The Peruvian film from Juan Daniel F. Molero barely has the patience to follow any sort of plot about two kids, Luz and Junior, who start hooking up after meeting online. We meet Junior (Terom) in 2012, the night of the Mayan predicted apocalypse, waiting for the end of the world with nihilistic glee. He and his best friend are both horny and down to get high. When they’re not talking about sex, they’re talking about wild stoner conspiracy theories and shallow attempts at philosophical grandeur.

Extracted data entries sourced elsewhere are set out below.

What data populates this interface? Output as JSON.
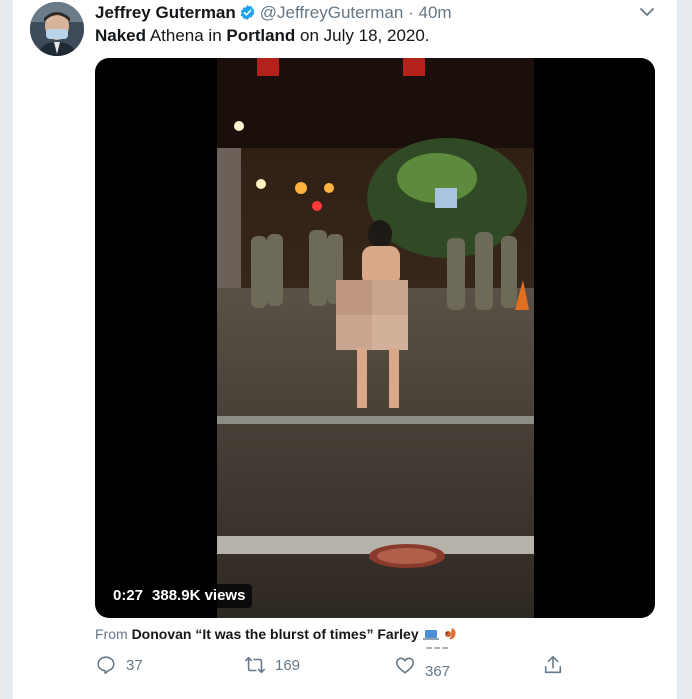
{
  "tweet": {
    "author_name": "Jeffrey Guterman",
    "author_handle": "@JeffreyGuterman",
    "separator": "·",
    "time": "40m",
    "text_parts": [
      "Naked",
      " Athena in ",
      "Portland",
      " on July 18, 2020."
    ]
  },
  "video": {
    "duration": "0:27",
    "views": "388.9K views"
  },
  "source": {
    "prefix": "From ",
    "name": "Donovan “It was the blurst of times” Farley"
  },
  "actions": {
    "reply_count": "37",
    "retweet_count": "169",
    "like_count": "367"
  },
  "icons": {
    "verified": "verified-badge-icon",
    "chevron": "chevron-down-icon",
    "reply": "reply-icon",
    "retweet": "retweet-icon",
    "like": "heart-icon",
    "share": "share-icon"
  },
  "colors": {
    "verified_blue": "#1da1f2",
    "muted_text": "#657786",
    "name_text": "#14171a"
  }
}
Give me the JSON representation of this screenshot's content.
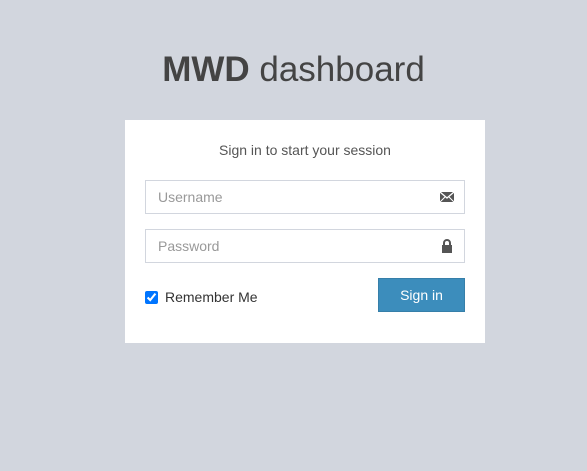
{
  "logo": {
    "brand": "MWD",
    "suffix": " dashboard"
  },
  "login": {
    "message": "Sign in to start your session",
    "username_placeholder": "Username",
    "password_placeholder": "Password",
    "remember_label": "Remember Me",
    "remember_checked": true,
    "submit_label": "Sign in"
  },
  "colors": {
    "background": "#d2d6de",
    "primary_button": "#3c8dbc"
  },
  "icons": {
    "username": "envelope-icon",
    "password": "lock-icon"
  }
}
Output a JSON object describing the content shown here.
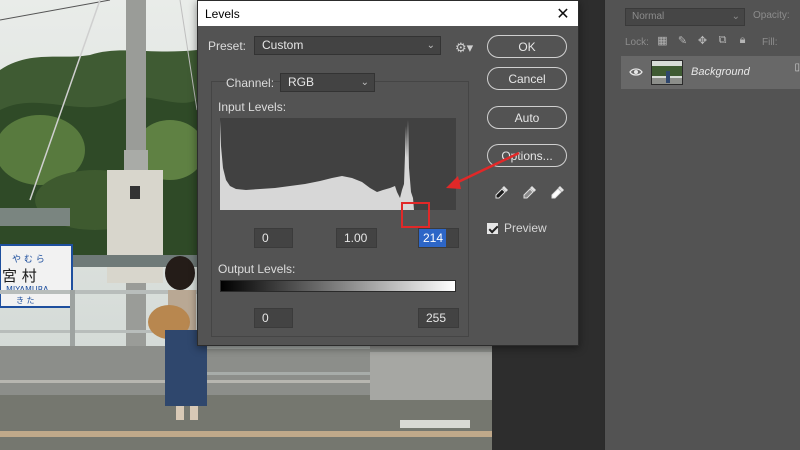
{
  "dialog": {
    "title": "Levels",
    "preset_label": "Preset:",
    "preset_value": "Custom",
    "channel_label": "Channel:",
    "channel_value": "RGB",
    "input_levels_label": "Input Levels:",
    "output_levels_label": "Output Levels:",
    "input_values": {
      "black": "0",
      "gamma": "1.00",
      "white": "214"
    },
    "output_values": {
      "black": "0",
      "white": "255"
    },
    "buttons": {
      "ok": "OK",
      "cancel": "Cancel",
      "auto": "Auto",
      "options": "Options..."
    },
    "preview_label": "Preview",
    "preview_checked": true
  },
  "layers_panel": {
    "blend_mode": "Normal",
    "opacity_label": "Opacity:",
    "lock_label": "Lock:",
    "fill_label": "Fill:",
    "layer_name": "Background"
  },
  "photo_sign": {
    "kana_top": "や む ら",
    "kanji": "宮  村",
    "romaji": "MIYAMURA",
    "kana_bottom": "き  た"
  },
  "colors": {
    "dialog_bg": "#535353",
    "accent_selection": "#2d66c7",
    "annotation_red": "#e12828"
  },
  "icons": {
    "close": "close-icon",
    "gear": "gear-icon",
    "eyedropper_black": "eyedropper-black-icon",
    "eyedropper_gray": "eyedropper-gray-icon",
    "eyedropper_white": "eyedropper-white-icon",
    "eye": "eye-icon"
  }
}
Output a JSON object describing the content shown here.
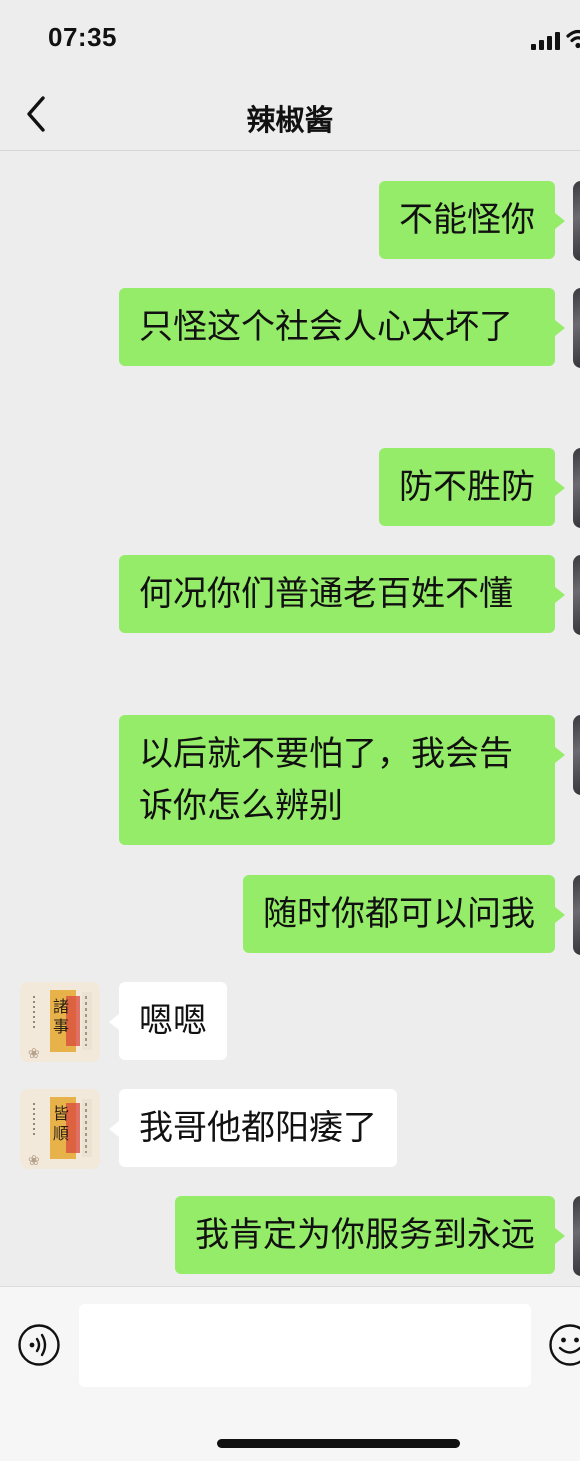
{
  "status_bar": {
    "time": "07:35"
  },
  "chat": {
    "title": "辣椒酱"
  },
  "avatar_text": "諸事皆順",
  "messages": [
    {
      "side": "out",
      "text": "不能怪你"
    },
    {
      "side": "out",
      "text": "只怪这个社会人心太坏了"
    },
    {
      "side": "out",
      "text": "防不胜防"
    },
    {
      "side": "out",
      "text": "何况你们普通老百姓不懂"
    },
    {
      "side": "out",
      "text": "以后就不要怕了，我会告诉你怎么辨别"
    },
    {
      "side": "out",
      "text": "随时你都可以问我"
    },
    {
      "side": "in",
      "text": "嗯嗯"
    },
    {
      "side": "in",
      "text": "我哥他都阳痿了"
    },
    {
      "side": "out",
      "text": "我肯定为你服务到永远"
    }
  ],
  "colors": {
    "outgoing_bubble": "#95ec69",
    "incoming_bubble": "#ffffff",
    "background": "#ededed"
  },
  "icons": {
    "back": "chevron-left-icon",
    "voice": "voice-input-icon",
    "emoji": "emoji-icon",
    "signal": "cellular-signal-icon",
    "wifi": "wifi-icon"
  }
}
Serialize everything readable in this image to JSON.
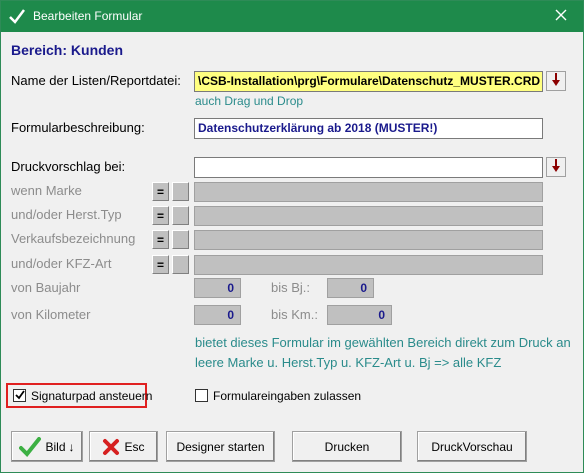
{
  "window": {
    "title": "Bearbeiten Formular",
    "close_icon": "close-icon",
    "app_icon": "checkmark-icon"
  },
  "section_title": "Bereich: Kunden",
  "file": {
    "label": "Name der Listen/Reportdatei:",
    "value": "\\CSB-Installation\\prg\\Formulare\\Datenschutz_MUSTER.CRD",
    "hint": "auch Drag und Drop",
    "dropdown_icon": "arrow-down-icon"
  },
  "description": {
    "label": "Formularbeschreibung:",
    "value": "Datenschutzerklärung ab 2018 (MUSTER!)"
  },
  "preview": {
    "label": "Druckvorschlag bei:",
    "value": ""
  },
  "filters": [
    {
      "label": "wenn Marke",
      "op": "=",
      "value": ""
    },
    {
      "label": "und/oder Herst.Typ",
      "op": "=",
      "value": ""
    },
    {
      "label": "Verkaufsbezeichnung",
      "op": "=",
      "value": ""
    },
    {
      "label": "und/oder KFZ-Art",
      "op": "=",
      "value": ""
    }
  ],
  "year": {
    "from_label": "von Baujahr",
    "from_value": "0",
    "to_label": "bis Bj.:",
    "to_value": "0"
  },
  "km": {
    "from_label": "von Kilometer",
    "from_value": "0",
    "to_label": "bis Km.:",
    "to_value": "0"
  },
  "info_text_1": "bietet dieses Formular im gewählten Bereich direkt zum Druck an",
  "info_text_2": "leere Marke u. Herst.Typ u. KFZ-Art u. Bj => alle KFZ",
  "checkboxes": {
    "signature": {
      "label": "Signaturpad ansteuern",
      "checked": true
    },
    "form_input": {
      "label": "Formulareingaben zulassen",
      "checked": false
    }
  },
  "buttons": {
    "bild": "Bild",
    "esc": "Esc",
    "designer": "Designer starten",
    "print": "Drucken",
    "preview": "DruckVorschau"
  },
  "colors": {
    "titlebar": "#1e8a4b",
    "heading": "#1a1a8c",
    "hint": "#2a8b8b",
    "highlight_field": "#ffff80",
    "annotation_box": "#e02020"
  }
}
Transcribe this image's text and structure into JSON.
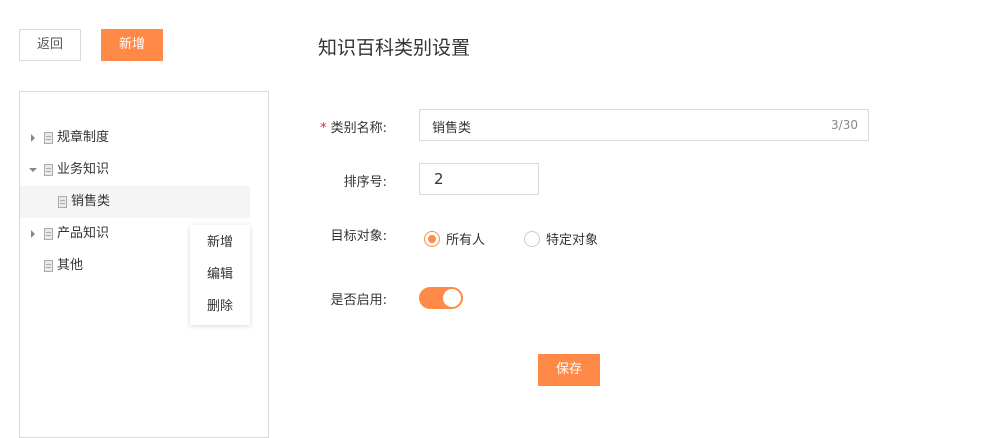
{
  "toolbar": {
    "back_label": "返回",
    "add_label": "新增"
  },
  "page": {
    "title": "知识百科类别设置"
  },
  "tree": {
    "items": [
      {
        "label": "规章制度",
        "expanded": false,
        "has_children": true
      },
      {
        "label": "业务知识",
        "expanded": true,
        "has_children": true
      },
      {
        "label": "销售类",
        "selected": true,
        "child": true
      },
      {
        "label": "产品知识",
        "expanded": false,
        "has_children": true
      },
      {
        "label": "其他",
        "has_children": false
      }
    ]
  },
  "context_menu": {
    "items": [
      "新增",
      "编辑",
      "删除"
    ]
  },
  "form": {
    "name_required_mark": "*",
    "name_label": "类别名称:",
    "name_value": "销售类",
    "name_count": "3/30",
    "order_label": "排序号:",
    "order_value": "2",
    "target_label": "目标对象:",
    "target_options": [
      {
        "label": "所有人",
        "selected": true
      },
      {
        "label": "特定对象",
        "selected": false
      }
    ],
    "enabled_label": "是否启用:",
    "enabled": true,
    "save_label": "保存"
  },
  "colors": {
    "accent": "#ff8a47",
    "border": "#d9d9d9",
    "required": "#f5222d"
  }
}
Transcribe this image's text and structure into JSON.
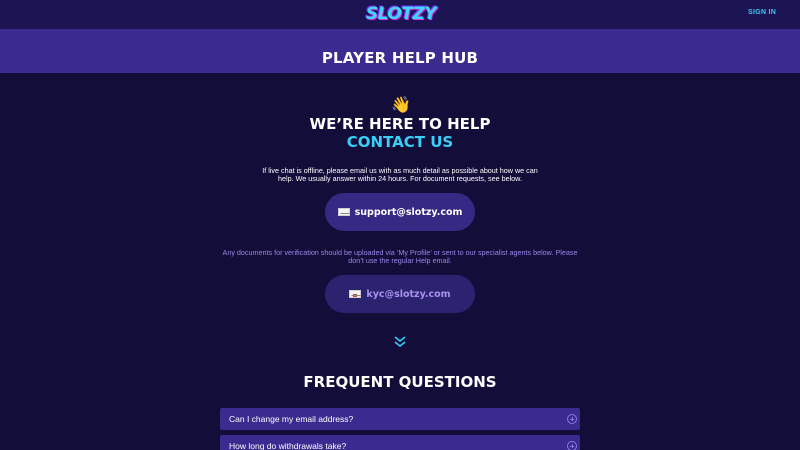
{
  "header": {
    "logo_text": "SLOTZY",
    "signin_label": "SIGN IN"
  },
  "hero": {
    "title": "PLAYER HELP HUB"
  },
  "help": {
    "wave_emoji": "👋",
    "title": "WE’RE HERE TO HELP",
    "subtitle": "CONTACT US",
    "intro": "If live chat is offline, please email us with as much detail as possible about how we can help. We usually answer within 24 hours. For document requests, see below."
  },
  "emails": {
    "support": "support@slotzy.com",
    "documents_note": "Any documents for verification should be uploaded via ‘My Profile’ or sent to our specialist agents below. Please don’t use the regular Help email.",
    "kyc": "kyc@slotzy.com"
  },
  "faq": {
    "title": "FREQUENT QUESTIONS",
    "items": [
      {
        "question": "Can I change my email address?"
      },
      {
        "question": "How long do withdrawals take?"
      }
    ]
  },
  "icons": {
    "support_icon": "envelope-icon",
    "kyc_icon": "envelope-with-seal-icon",
    "scroll_icon": "double-chevron-down-icon",
    "faq_icon": "plus-circle-icon"
  },
  "colors": {
    "background": "#130d3a",
    "header": "#1d1553",
    "hero": "#3b2b90",
    "accent": "#39d0f7",
    "muted_purple": "#9b87e8"
  }
}
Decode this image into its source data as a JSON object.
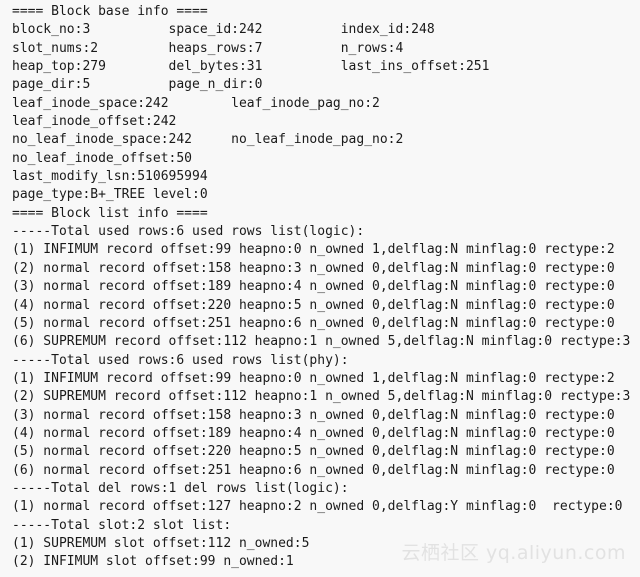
{
  "lines": [
    "==== Block base info ====",
    "block_no:3          space_id:242          index_id:248",
    "slot_nums:2         heaps_rows:7          n_rows:4",
    "heap_top:279        del_bytes:31          last_ins_offset:251",
    "page_dir:5          page_n_dir:0",
    "leaf_inode_space:242        leaf_inode_pag_no:2",
    "leaf_inode_offset:242",
    "no_leaf_inode_space:242     no_leaf_inode_pag_no:2",
    "no_leaf_inode_offset:50",
    "last_modify_lsn:510695994",
    "page_type:B+_TREE level:0",
    "==== Block list info ====",
    "-----Total used rows:6 used rows list(logic):",
    "(1) INFIMUM record offset:99 heapno:0 n_owned 1,delflag:N minflag:0 rectype:2",
    "(2) normal record offset:158 heapno:3 n_owned 0,delflag:N minflag:0 rectype:0",
    "(3) normal record offset:189 heapno:4 n_owned 0,delflag:N minflag:0 rectype:0",
    "(4) normal record offset:220 heapno:5 n_owned 0,delflag:N minflag:0 rectype:0",
    "(5) normal record offset:251 heapno:6 n_owned 0,delflag:N minflag:0 rectype:0",
    "(6) SUPREMUM record offset:112 heapno:1 n_owned 5,delflag:N minflag:0 rectype:3",
    "-----Total used rows:6 used rows list(phy):",
    "(1) INFIMUM record offset:99 heapno:0 n_owned 1,delflag:N minflag:0 rectype:2",
    "(2) SUPREMUM record offset:112 heapno:1 n_owned 5,delflag:N minflag:0 rectype:3",
    "(3) normal record offset:158 heapno:3 n_owned 0,delflag:N minflag:0 rectype:0",
    "(4) normal record offset:189 heapno:4 n_owned 0,delflag:N minflag:0 rectype:0",
    "(5) normal record offset:220 heapno:5 n_owned 0,delflag:N minflag:0 rectype:0",
    "(6) normal record offset:251 heapno:6 n_owned 0,delflag:N minflag:0 rectype:0",
    "-----Total del rows:1 del rows list(logic):",
    "(1) normal record offset:127 heapno:2 n_owned 0,delflag:Y minflag:0  rectype:0",
    "-----Total slot:2 slot list:",
    "(1) SUPREMUM slot offset:112 n_owned:5",
    "(2) INFIMUM slot offset:99 n_owned:1"
  ],
  "watermark": "云栖社区 yq.aliyun.com"
}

The film gets its main visual conceit from one such theory. Early on, Luz (Muki Sabogal) posts an article on her Facebook page about the world being a computer simulation. The movie liberalizes that with pop-ups and viral memes appearing on the screen from time to time. When the kids get high, the film abstracts time and space through pixelation. Images freeze and break down and regroup in a disorienting fashion. It’s the world’s coolest screensaver. Like Unfriended before it, the film seems designed to be viewed on a laptop screen.
Viewers’ patience for that kind of psychedelia will determine their love for this film. Looking back on the insipid and pretentious conversations of youth is always good for a wince. Some people are able to turn that into incisive art (Noah Baumbach’s The Squid and the Whale comes to mind). Molero does not seem to be approaching this material with any sort of distance or reflection. At nearly two hours, that grates on any mature viewer, and its ending is predictably lazy for its stoner ethos. The trippy visuals get cranked to 11 with suggestions of tragic endings.